We will never be the same...
The impact of COVID-19 has literally rocked our world. As this virus has rapidly spread, schools across the country have closed, businesses have been shut down, and people are working remotely in their homes. Everyone is challenged in a way that we did not expect a few short months ago. Whether people are working from home while simultaneously caring for their families, providing instruction to their children because it is required by their schools, or simply adjusting to the "new normal," these past few weeks and the time moving forward have been, and will continue to be, a drastic change. Since my life has slowed down, much like everyone else in recent weeks, I have come up with a few thoughts related to the state of affairs in our world. I have come to one certainty: we will never be the same.
Conventional wisdom holds that when experiencing adverse situations, there are two paths to follow. One path leads toward struggle, resistance, and negativity. This is essentially post-traumatic stress and one that is very real. The second conventional path is one of neutrality where the person is no better or worse after experiencing the situation; they simply move on. Research in the field of positive psychology from the likes of Shawn Achor, the late Chris Peterson, Lawrence Calhoun, Richard Tedeschi, and many others much smarter than me have discovered there is actually a third path that leads to resilience and growth. Tedeschi has said people develop new understandings of themselves, the world they live in, how to relate to other people, the kind of future they might have and a better understanding of how to live life when experiencing post traumatic growth.

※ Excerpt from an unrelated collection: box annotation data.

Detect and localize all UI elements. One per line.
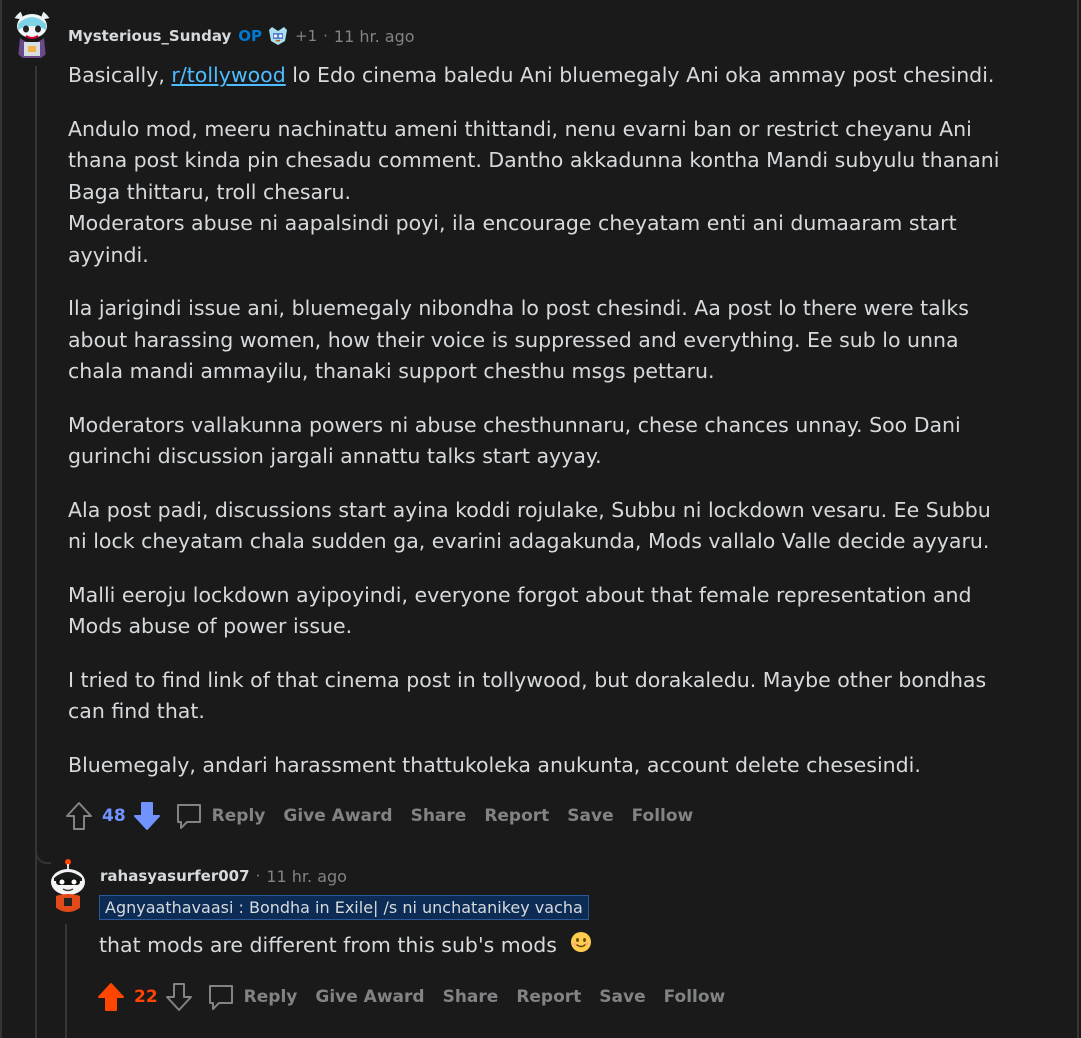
save-button[interactable]: Save (599, 987, 645, 1007)
paragraph: Malli eeroju lockdown ayipoyindi, everyo… (68, 582, 972, 639)
report-button[interactable]: Report (484, 806, 549, 826)
text: lo Edo cinema baledu Ani bluemegaly Ani … (285, 63, 995, 87)
follow-button[interactable]: Follow (632, 806, 694, 826)
comment-text: that mods are different from this sub's … (99, 933, 557, 957)
paragraph: I tried to find link of that cinema post… (68, 667, 987, 724)
op-badge: OP (238, 27, 263, 45)
slightly-smiling-face-icon (570, 931, 592, 962)
vote-score: 48 (102, 806, 126, 826)
avatar[interactable] (10, 8, 54, 60)
paragraph: Bluemegaly, andari harassment thattukole… (68, 752, 921, 777)
paragraph: Basically, r/tollywood lo Edo cinema bal… (68, 60, 1008, 92)
user-flair: Agnyaathavaasi : Bondha in Exile| /s ni … (99, 895, 589, 920)
comment-body: Basically, r/tollywood lo Edo cinema bal… (68, 60, 1008, 803)
award-count: +1 (295, 27, 318, 45)
paragraph: Ala post padi, discussions start ayina k… (68, 497, 991, 554)
comment-actions: 22 Reply Give Award Share Report Save Fo… (96, 979, 725, 1015)
avatar-image (14, 10, 50, 58)
reply-button[interactable]: Reply (174, 801, 266, 831)
thread-branch (35, 848, 51, 864)
downvote-icon[interactable] (132, 799, 162, 833)
paragraph: Ila jarigindi issue ani, bluemegaly nibo… (68, 296, 969, 383)
comment-icon (208, 985, 233, 1010)
subreddit-link[interactable]: r/tollywood (171, 63, 285, 87)
paragraph: Moderators vallakunna powers ni abuse ch… (68, 412, 961, 469)
share-button[interactable]: Share (443, 987, 499, 1007)
save-button[interactable]: Save (567, 806, 613, 826)
timestamp[interactable]: 11 hr. ago (266, 867, 347, 886)
comment-body: that mods are different from this sub's … (99, 930, 592, 962)
comment-header: Mysterious_Sunday OP +1 · 11 hr. ago (68, 24, 415, 48)
child-thread-line[interactable] (65, 924, 67, 1038)
comment-header: rahasyasurfer007 · 11 hr. ago (100, 864, 347, 888)
right-border (1077, 0, 1079, 1038)
separator: · (255, 867, 261, 885)
username[interactable]: rahasyasurfer007 (100, 867, 250, 885)
text: Andulo mod, meeru nachinattu ameni thitt… (68, 116, 1000, 204)
share-button[interactable]: Share (411, 806, 467, 826)
text: Basically, (68, 63, 172, 87)
reply-button[interactable]: Reply (206, 982, 298, 1012)
report-button[interactable]: Report (516, 987, 581, 1007)
follow-button[interactable]: Follow (664, 987, 726, 1007)
upvote-icon[interactable] (64, 799, 94, 833)
give-award-button[interactable]: Give Award (315, 987, 424, 1007)
timestamp[interactable]: 11 hr. ago (334, 27, 415, 46)
give-award-button[interactable]: Give Award (283, 806, 392, 826)
paragraph: Andulo mod, meeru nachinattu ameni thitt… (68, 114, 1008, 272)
separator: · (323, 27, 328, 45)
upvote-icon[interactable] (96, 980, 126, 1014)
reply-label: Reply (243, 987, 298, 1007)
reply-label: Reply (211, 806, 266, 826)
left-border (0, 0, 2, 1038)
username[interactable]: Mysterious_Sunday (68, 27, 231, 45)
comment-icon (176, 804, 201, 829)
award-icon[interactable] (267, 25, 289, 47)
thread-line[interactable] (35, 66, 37, 1038)
avatar[interactable] (46, 858, 90, 912)
downvote-icon[interactable] (164, 980, 194, 1014)
avatar-image (51, 859, 85, 912)
comment-actions: 48 Reply Give Award Share Report Save Fo… (64, 798, 693, 834)
text: Moderators abuse ni aapalsindi poyi, ila… (68, 211, 957, 267)
vote-score: 22 (134, 987, 158, 1007)
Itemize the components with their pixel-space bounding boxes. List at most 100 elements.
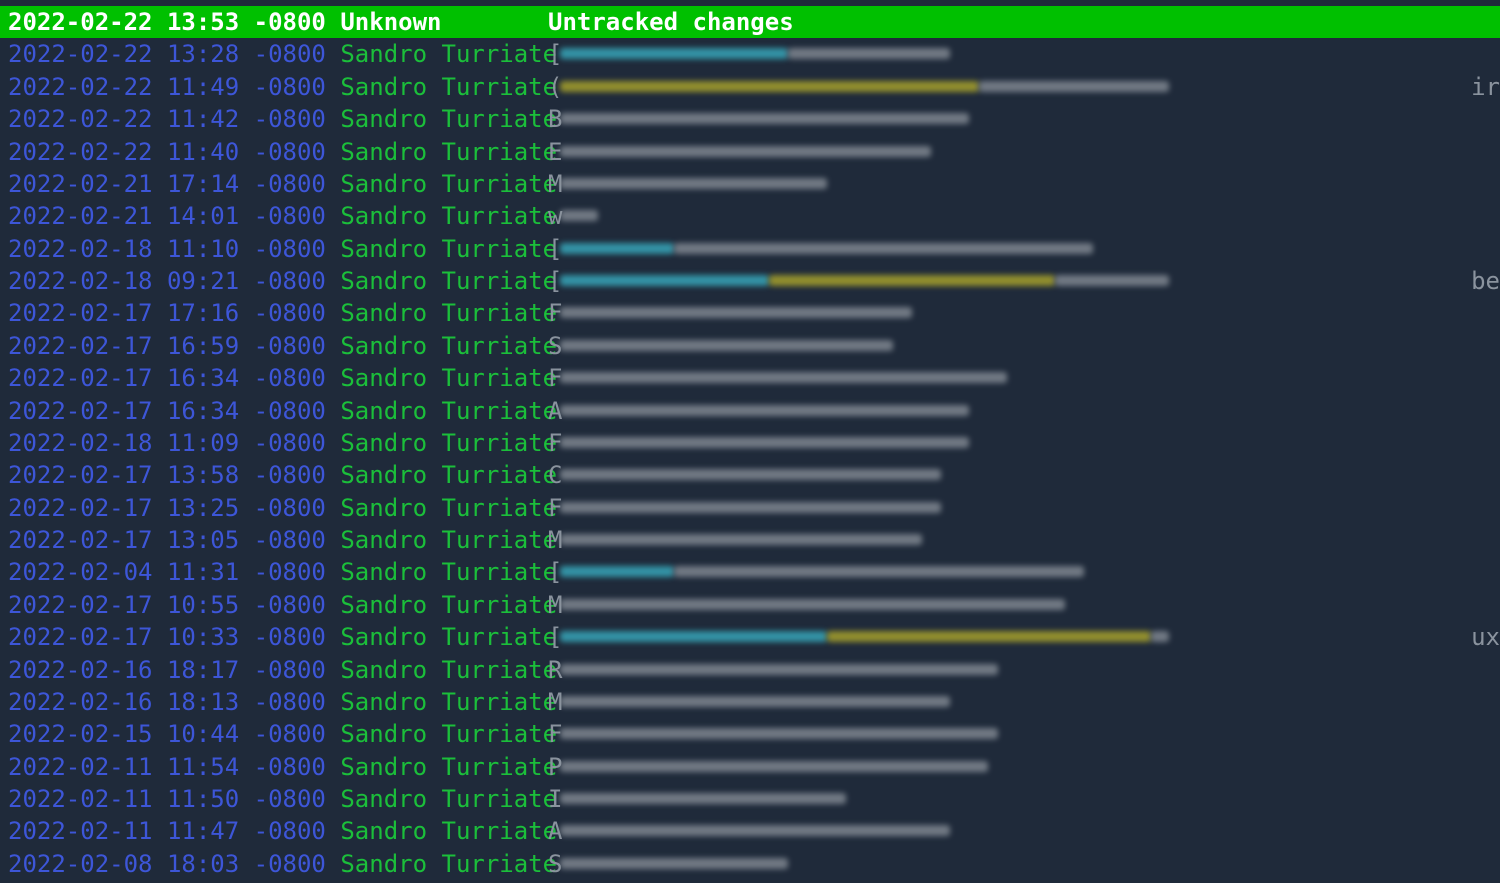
- message-text: [560, 501, 941, 513]
- commit-date: 2022-02-15 10:44 -0800: [8, 720, 326, 749]
- message-text: [560, 695, 950, 707]
- redacted-message: [560, 427, 969, 459]
- commit-row[interactable]: 2022-02-08 18:03 -0800 Sandro Turriate S: [0, 848, 1500, 880]
- redacted-message: [560, 233, 1093, 265]
- branch-tag: [560, 566, 674, 578]
- branch-tag: [560, 631, 827, 643]
- message-text: [1055, 275, 1169, 286]
- commit-date: 2022-02-17 16:59 -0800: [8, 331, 326, 360]
- redacted-message: [560, 200, 598, 232]
- commit-author: Sandro Turriate: [340, 331, 558, 360]
- message-text: [674, 566, 1084, 578]
- commit-author: Sandro Turriate: [340, 817, 558, 846]
- ref-tag: [769, 275, 1055, 286]
- message-text: [560, 307, 912, 319]
- commit-row[interactable]: 2022-02-11 11:50 -0800 Sandro Turriate I: [0, 783, 1500, 815]
- message-text: [560, 113, 969, 125]
- commit-author: Sandro Turriate: [340, 461, 558, 490]
- commit-row[interactable]: 2022-02-17 16:34 -0800 Sandro Turriate A: [0, 395, 1500, 427]
- redacted-message: [560, 524, 922, 556]
- commit-row[interactable]: 2022-02-17 10:33 -0800 Sandro Turriate[u…: [0, 621, 1500, 653]
- commit-author: Sandro Turriate: [340, 72, 558, 101]
- commit-log: 2022-02-22 13:53 -0800 Unknown Untracked …: [0, 6, 1500, 880]
- message-text: [560, 598, 1065, 610]
- commit-row[interactable]: 2022-02-22 11:42 -0800 Sandro Turriate B: [0, 103, 1500, 135]
- commit-author: Sandro Turriate: [340, 40, 558, 69]
- redacted-message: [560, 395, 969, 427]
- branch-tag: [560, 242, 674, 254]
- commit-date: 2022-02-16 18:17 -0800: [8, 655, 326, 684]
- commit-author: Sandro Turriate: [340, 267, 558, 295]
- commit-row[interactable]: 2022-02-17 16:34 -0800 Sandro Turriate F: [0, 362, 1500, 394]
- commit-row[interactable]: 2022-02-22 13:28 -0800 Sandro Turriate[: [0, 38, 1500, 70]
- commit-author: Sandro Turriate: [340, 720, 558, 749]
- commit-row[interactable]: 2022-02-11 11:47 -0800 Sandro Turriate A: [0, 815, 1500, 847]
- commit-date: 2022-02-17 13:25 -0800: [8, 493, 326, 522]
- message-text: [788, 48, 950, 60]
- commit-author: Sandro Turriate: [340, 202, 558, 231]
- commit-row[interactable]: 2022-02-04 11:31 -0800 Sandro Turriate[: [0, 556, 1500, 588]
- commit-row[interactable]: 2022-02-15 10:44 -0800 Sandro Turriate F: [0, 718, 1500, 750]
- redacted-message: [560, 38, 950, 70]
- commit-author: Sandro Turriate: [340, 623, 558, 652]
- message-text: [560, 760, 988, 772]
- message-text: [560, 469, 941, 481]
- commit-row[interactable]: 2022-02-17 13:25 -0800 Sandro Turriate F: [0, 492, 1500, 524]
- ref-tag: [827, 631, 1151, 643]
- redacted-message: [560, 265, 1169, 297]
- commit-row[interactable]: 2022-02-16 18:13 -0800 Sandro Turriate M: [0, 686, 1500, 718]
- message-text: [560, 728, 998, 740]
- commit-date: 2022-02-17 10:33 -0800: [8, 623, 326, 652]
- commit-row[interactable]: 2022-02-18 09:21 -0800 Sandro Turriate[b…: [0, 265, 1500, 297]
- commit-date: 2022-02-16 18:13 -0800: [8, 687, 326, 716]
- commit-date: 2022-02-04 11:31 -0800: [8, 558, 326, 587]
- redacted-message: [560, 330, 893, 362]
- redacted-message: [560, 686, 950, 718]
- redacted-message: [560, 718, 998, 750]
- message-text: [560, 210, 598, 222]
- commit-row[interactable]: 2022-02-18 11:10 -0800 Sandro Turriate[: [0, 233, 1500, 265]
- commit-row[interactable]: 2022-02-22 11:49 -0800 Sandro Turriate(i…: [0, 71, 1500, 103]
- redacted-message: [560, 362, 1007, 394]
- message-text: [560, 825, 950, 837]
- commit-row[interactable]: 2022-02-17 10:55 -0800 Sandro Turriate M: [0, 589, 1500, 621]
- redacted-message: [560, 654, 998, 686]
- message-text: [674, 242, 1093, 254]
- commit-author: Sandro Turriate: [340, 137, 558, 166]
- message-text: [560, 372, 1007, 384]
- commit-row[interactable]: 2022-02-21 14:01 -0800 Sandro Turriate w: [0, 200, 1500, 232]
- commit-row[interactable]: 2022-02-17 13:05 -0800 Sandro Turriate M: [0, 524, 1500, 556]
- commit-author: Sandro Turriate: [340, 655, 558, 684]
- commit-date: 2022-02-21 17:14 -0800: [8, 169, 326, 198]
- commit-author: Sandro Turriate: [340, 396, 558, 425]
- commit-row[interactable]: 2022-02-22 11:40 -0800 Sandro Turriate E: [0, 136, 1500, 168]
- commit-date: 2022-02-17 16:34 -0800: [8, 364, 326, 393]
- commit-date: 2022-02-22 11:49 -0800: [8, 72, 326, 101]
- commit-message-tail: ir: [1471, 72, 1500, 101]
- commit-date: 2022-02-22 13:53 -0800: [8, 8, 326, 36]
- redacted-message: [560, 492, 941, 524]
- commit-row[interactable]: 2022-02-21 17:14 -0800 Sandro Turriate M: [0, 168, 1500, 200]
- commit-author: Sandro Turriate: [340, 493, 558, 522]
- branch-tag: [560, 275, 769, 286]
- commit-date: 2022-02-11 11:50 -0800: [8, 785, 326, 813]
- message-text: [560, 534, 922, 545]
- commit-message: Untracked changes: [548, 8, 794, 36]
- commit-author: Sandro Turriate: [340, 234, 558, 263]
- redacted-message: [560, 556, 1084, 588]
- commit-row[interactable]: 2022-02-18 11:09 -0800 Sandro Turriate F: [0, 427, 1500, 459]
- commit-row[interactable]: 2022-02-17 16:59 -0800 Sandro Turriate S: [0, 330, 1500, 362]
- commit-author: Sandro Turriate: [340, 590, 558, 619]
- redacted-message: [560, 297, 912, 329]
- commit-date: 2022-02-18 11:09 -0800: [8, 428, 326, 457]
- commit-row[interactable]: 2022-02-11 11:54 -0800 Sandro Turriate P: [0, 751, 1500, 783]
- commit-date: 2022-02-17 16:34 -0800: [8, 396, 326, 425]
- commit-row-selected[interactable]: 2022-02-22 13:53 -0800 Unknown Untracked …: [0, 6, 1500, 39]
- commit-row[interactable]: 2022-02-16 18:17 -0800 Sandro Turriate R: [0, 654, 1500, 686]
- commit-author: Sandro Turriate: [340, 785, 558, 813]
- commit-row[interactable]: 2022-02-17 13:58 -0800 Sandro Turriate C: [0, 459, 1500, 491]
- commit-date: 2022-02-18 09:21 -0800: [8, 267, 326, 295]
- branch-tag: [560, 48, 788, 60]
- commit-author: Sandro Turriate: [340, 526, 558, 554]
- commit-row[interactable]: 2022-02-17 17:16 -0800 Sandro Turriate F: [0, 297, 1500, 329]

In the midst of COVID-19, is there a chance that we can come out of the situation better than when we came in? My definitive answer is absolutely, 100%, yes. Please know that I am in no way minimizing the absolute horror that people have experienced or will continue to endure during this awful pandemic. I loved what was said in this Altogether Mostly blog. The author asks what if we came out of this situation with more empathy for critical workers, what if we took advantage of the time at home to deepen family connections, or what if our children found ways to entertain themselves productively while being stuck in the house? There are so many events that happen in our daily lives. Some of these events are small, very routine, and monotonous, while others are enormous and completely rock our worlds, like COVID-19. How we choose to respond has been, and will continue to be, absolutely critical during these challenging times. Will we respond with courage or fear? Will we choose to model kindness or resentment? Will our focus be connection or isolation? Our responses are everything if we hope to experience desired outcomes.
I was absent on the day of school leadership courses where we learned how to appropriately respond to a global pandemic. In all seriousness, none of us were prepared for this. We didn't ask for this. However, we have an obligation to respond in the best way we know how. What I know with 100% certainty is that if we stay connected to our people, live in a way that is true to our values, and treat all people with dignity and respect, we are going to get through this thing better than when we came in. We will never be the same, but that doesn't have to be a bad thing.